I am presenting a power point in a few days to my classmates on chest tubes. One area of topic is assessments. I know what to assess the chest tube chamber for, but what if a nurse walked into the patients room and the chest tube was out or not working, what would be the best thing to do and what proceeds that until the patient has the chest tube in again? Also if you have anything to add related to chest tubes that you feel is important for students to know, please comment! Any help will be greatly appreciated!
Feb 7, '15
If the CT is placed for pneumothorax,
If you hear whistling of air at the insertion site, it's out. Assess the pt for resp distress and tracheal deviation. Notify the surgeon as he needs to come in an replace it and ask if he wants an XR now. Do not push it back in as it is no longer sterile. (Prepare for CT insertion with a new drainage system.
CXRs should be done on expiration, not inspiration which can obscure a pneumothorax. ( Can you explain why? )
If the CT is totally out, apply a telfa dressing. Assess for resp. distress. This situation justifies calling a rapid response if there is no MD available to manage the pt.
If you ever observe anything unusual about the drainage, which should be minimal in a PTX, if it looks like the coffee they had for breakfast in a trauma pt, that person has a ruptured esophagus and that is a surgical emergency which must happen in under 24 hours. A CT must be done. This pt belongs in a trauma center. The esophagus can not be repaired once infection sets in.
If the CT is placed for hemothorax, as in a trauma pt who is anticoagulated and fell sustaining a flail chest,
monitor hourly CT output. Blood loss greater than 100cc per hour must be reported.

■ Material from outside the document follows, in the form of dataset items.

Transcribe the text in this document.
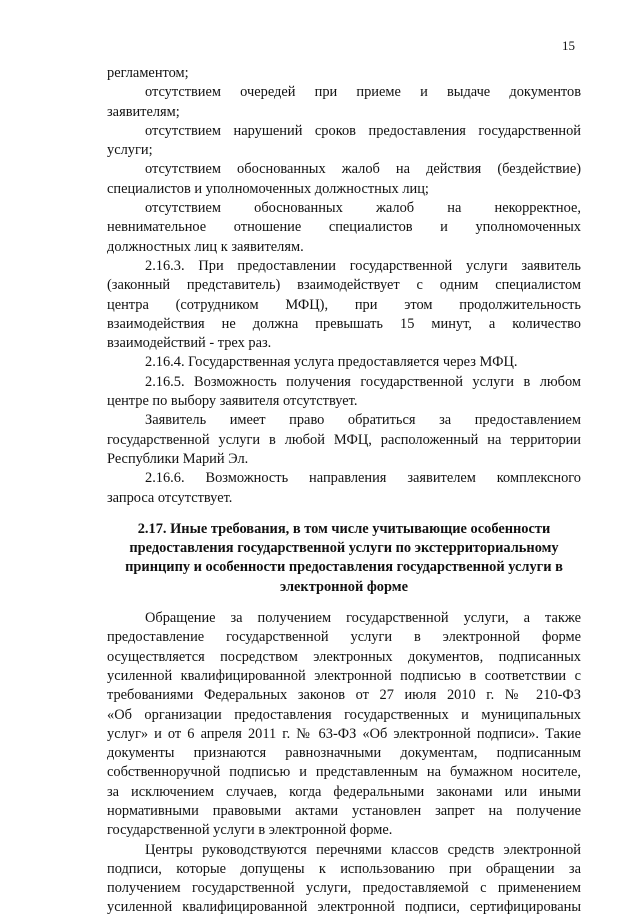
15
регламентом;
отсутствием очередей при приеме и выдаче документов
заявителям;
отсутствием нарушений сроков предоставления государственной
услуги;
отсутствием обоснованных жалоб на действия (бездействие)
специалистов и уполномоченных должностных лиц;
отсутствием обоснованных жалоб на некорректное,
невнимательное отношение специалистов и уполномоченных
должностных лиц к заявителям.
2.16.3. При предоставлении государственной услуги заявитель
(законный представитель) взаимодействует с одним специалистом
центра (сотрудником МФЦ), при этом продолжительность
взаимодействия не должна превышать 15 минут, а количество
взаимодействий - трех раз.
2.16.4. Государственная услуга предоставляется через МФЦ.
2.16.5. Возможность получения государственной услуги в любом
центре по выбору заявителя отсутствует.
Заявитель имеет право обратиться за предоставлением
государственной услуги в любой МФЦ, расположенный на территории
Республики Марий Эл.
2.16.6. Возможность направления заявителем комплексного
запроса отсутствует.
2.17. Иные требования, в том числе учитывающие особенности
предоставления государственной услуги по экстерриториальному
принципу и особенности предоставления государственной услуги в
электронной форме
Обращение за получением государственной услуги, а также
предоставление государственной услуги в электронной форме
осуществляется посредством электронных документов, подписанных
усиленной квалифицированной электронной подписью в соответствии с
требованиями Федеральных законов от 27 июля 2010 г. № 210-ФЗ
«Об организации предоставления государственных и муниципальных
услуг» и от 6 апреля 2011 г. № 63-ФЗ «Об электронной подписи». Такие
документы признаются равнозначными документам, подписанным
собственноручной подписью и представленным на бумажном носителе,
за исключением случаев, когда федеральными законами или иными
нормативными правовыми актами установлен запрет на получение
государственной услуги в электронной форме.
Центры руководствуются перечнями классов средств электронной
подписи, которые допущены к использованию при обращении за
получением государственной услуги, предоставляемой с применением
усиленной квалифицированной электронной подписи, сертифицированы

Expect the pt to need FFP, Vit K, PRBCs. Leaking of blood around the tube is not unusual,
reinforce the dressing and get an order to change it if saturated.
Vaseline gauze should be wrapped around the tube at the insertion site.
A splint made out of a bath blanket helps the pt to take deep breaths and is a comfort measure.
Vigorous coughing can stimulate more bleeding, and should be avoided until the pt is stable.
Last edit by icuRNmaggie on Feb 7, '15
Feb 7, '15
Thank you icuRNmaggie! Very helpful response.
Jul 20, '16
Emphasize to assess from patient to chest tube or chest tube to patient. I would look up subcutaneous emphysema. That's a complication that you can get. Also, pain management is important in these patients. We want them deep breathing, coughing, using an incentive spirometer, and mobilizing. If the patient is in pain, he/she will take shallow breaths, won't cough to clear secretions, etc.